613th Air Operations Center maintains a healthy, ready force

  • Published
  • By Staff Sgt. Hailey Haux
  • Pacific Air Forces Public Affairs

For the past two months, the world has been gripped with fear and uncertainty surrounding the recent Coronavirus pandemic, also known as COVID-19. Many people are wondering what they can do to stop the spread and stay healthy and safe. For the masses, the answer is a fairly simple one—stay home, social distance and sanitize.

For essential workers, that may not be as easy as it sounds, especially for Airmen working in the 613th Air Operations Center (AOC) at Joint Base Pearl Harbor-Hickam, Hawaii. Since they are considered essential, they have taken major steps the past month to maintain their mission readiness such as health questionnaires and temperature checks.

“We were given the go ahead by our commander to take whatever precautions necessary to be proactive versus reactive in order to keep our mission essential personnel safe and healthy,” said Capt. Sarah Kenneke, 613th AOC Aeromedical Evacuation Control Team flight nurse instructor. “So I called around to public health and they helped me acquire the necessary tools to do health questionnaires and temperature screenings at the door.”

How it works: The building has a single point of entry and exit. When a person arrives at the AOC for work, they are stopped at a safe distance away to be screened. There is a board with COVID-19 information, health and safety tips, and the color of the day.  A trained screener asks them to read the health-screening questionnaire to themselves and respond yes or no to the questions.

If they answer yes to any of the questions, they are directed to call the nurse advice line and their leadership and instructed to go home. If they answer no, their temperature is taken and they are given a color of the day sticker for expedited building re-entry. Finally, they are prompted to use hand sanitizer before touching the door handle to enter the building.

“The 613th's top two priorities are combat capability and Airmen and families and this screening process gets at the heart of them both,” said Col. Jason Rueschhoff, 613th AOC commander. “I am extremely proud of the team’s efforts, urgency, and thoroughness in keeping our AOC safe, healthy, and mission ready.”

Overall, the five-minute process is a simple, effective and important step to ensure the AOC’s 24/7, 365-day mission continues while keeping everyone safe and healthy.

“Everyone from Airmen to Colonel are being screened,” Kenneke said. “It’s been an interesting experience because we’ve had complete buy-in at all levels. Everyone is bringing new ideas and giving feedback in order to make this process work. It’s been amazing to see.”

The screening process has grown and evolved since the AOC implemented it about two weeks ago. For example, the screeners previously asked the questions verbally. Now the questions are printed out for those being screened to read themselves.

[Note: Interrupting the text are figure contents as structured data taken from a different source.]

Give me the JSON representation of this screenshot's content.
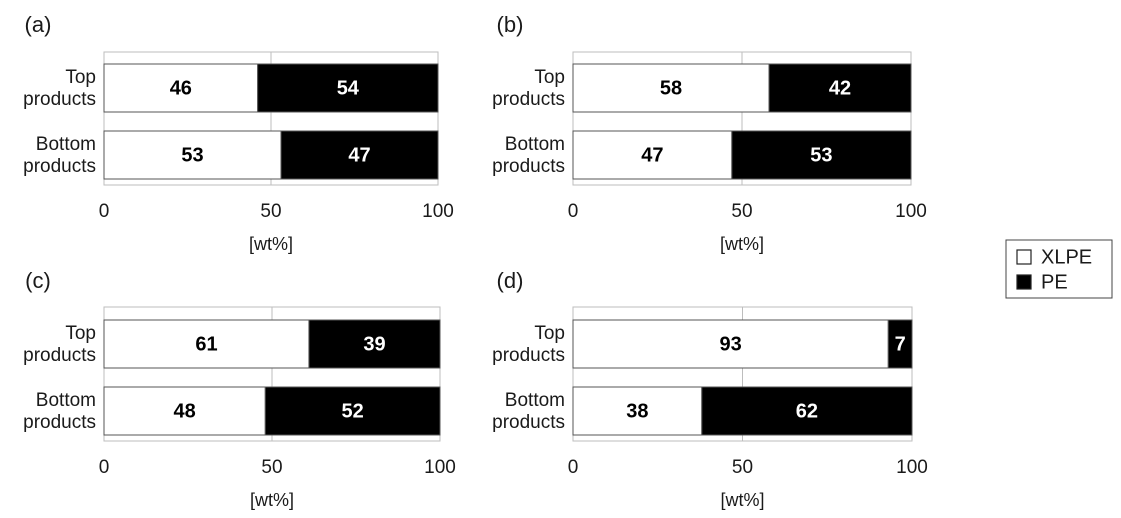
{
  "legend": {
    "items": [
      {
        "name": "XLPE",
        "color": "#ffffff"
      },
      {
        "name": "PE",
        "color": "#000000"
      }
    ],
    "placement": "right"
  },
  "chart_data": [
    {
      "type": "bar",
      "orientation": "horizontal",
      "stacked": true,
      "panel": "(a)",
      "categories": [
        "Top\nproducts",
        "Bottom\nproducts"
      ],
      "series": [
        {
          "name": "XLPE",
          "values": [
            46,
            53
          ]
        },
        {
          "name": "PE",
          "values": [
            54,
            47
          ]
        }
      ],
      "xlim": [
        0,
        100
      ],
      "xticks": [
        "0",
        "50",
        "100"
      ],
      "xlabel": "[wt%]",
      "grid": true
    },
    {
      "type": "bar",
      "orientation": "horizontal",
      "stacked": true,
      "panel": "(b)",
      "categories": [
        "Top\nproducts",
        "Bottom\nproducts"
      ],
      "series": [
        {
          "name": "XLPE",
          "values": [
            58,
            47
          ]
        },
        {
          "name": "PE",
          "values": [
            42,
            53
          ]
        }
      ],
      "xlim": [
        0,
        100
      ],
      "xticks": [
        "0",
        "50",
        "100"
      ],
      "xlabel": "[wt%]",
      "grid": true
    },
    {
      "type": "bar",
      "orientation": "horizontal",
      "stacked": true,
      "panel": "(c)",
      "categories": [
        "Top\nproducts",
        "Bottom\nproducts"
      ],
      "series": [
        {
          "name": "XLPE",
          "values": [
            61,
            48
          ]
        },
        {
          "name": "PE",
          "values": [
            39,
            52
          ]
        }
      ],
      "xlim": [
        0,
        100
      ],
      "xticks": [
        "0",
        "50",
        "100"
      ],
      "xlabel": "[wt%]",
      "grid": true
    },
    {
      "type": "bar",
      "orientation": "horizontal",
      "stacked": true,
      "panel": "(d)",
      "categories": [
        "Top\nproducts",
        "Bottom\nproducts"
      ],
      "series": [
        {
          "name": "XLPE",
          "values": [
            93,
            38
          ]
        },
        {
          "name": "PE",
          "values": [
            7,
            62
          ]
        }
      ],
      "xlim": [
        0,
        100
      ],
      "xticks": [
        "0",
        "50",
        "100"
      ],
      "xlabel": "[wt%]",
      "grid": true
    }
  ]
}
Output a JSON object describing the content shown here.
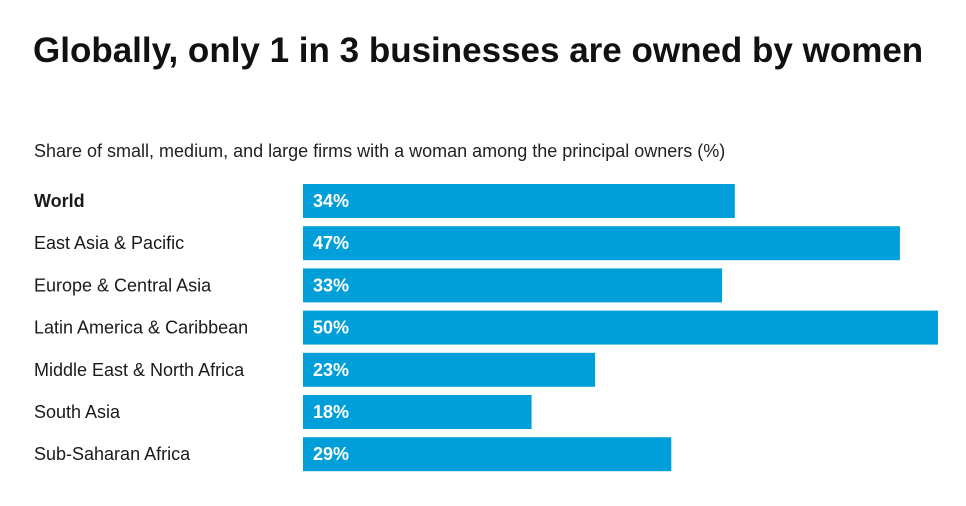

“It helps eliminate that human error and minimize transmission. This process is very hands off which is exactly what we want,” said Jonathan Portis, 613th AOC AECT Aeromedical Evacuation planner. “This is definitely a challenging time but this is hazard prevention at its best. Self-distancing is incredibly effective, but if you have to come in to work it’s good to keep it to mission essential personnel to decrease that work density.”

Supervisors also have, and have always had, the power to give their Airmen 24-hour quarters if they deem it necessary, noted Portis.

Since the implementation of the new health screening process, Kenneke has been contacted by other units around the base to help come up with ways to keep their own work areas safe.

“This isn’t just a single unit effort,” Kenneke said. “This is an Air Force-wide, nationwide, worldwide effort to maintain mission ready status. It takes an entire team to keep our Airmen protected and continue the mission.”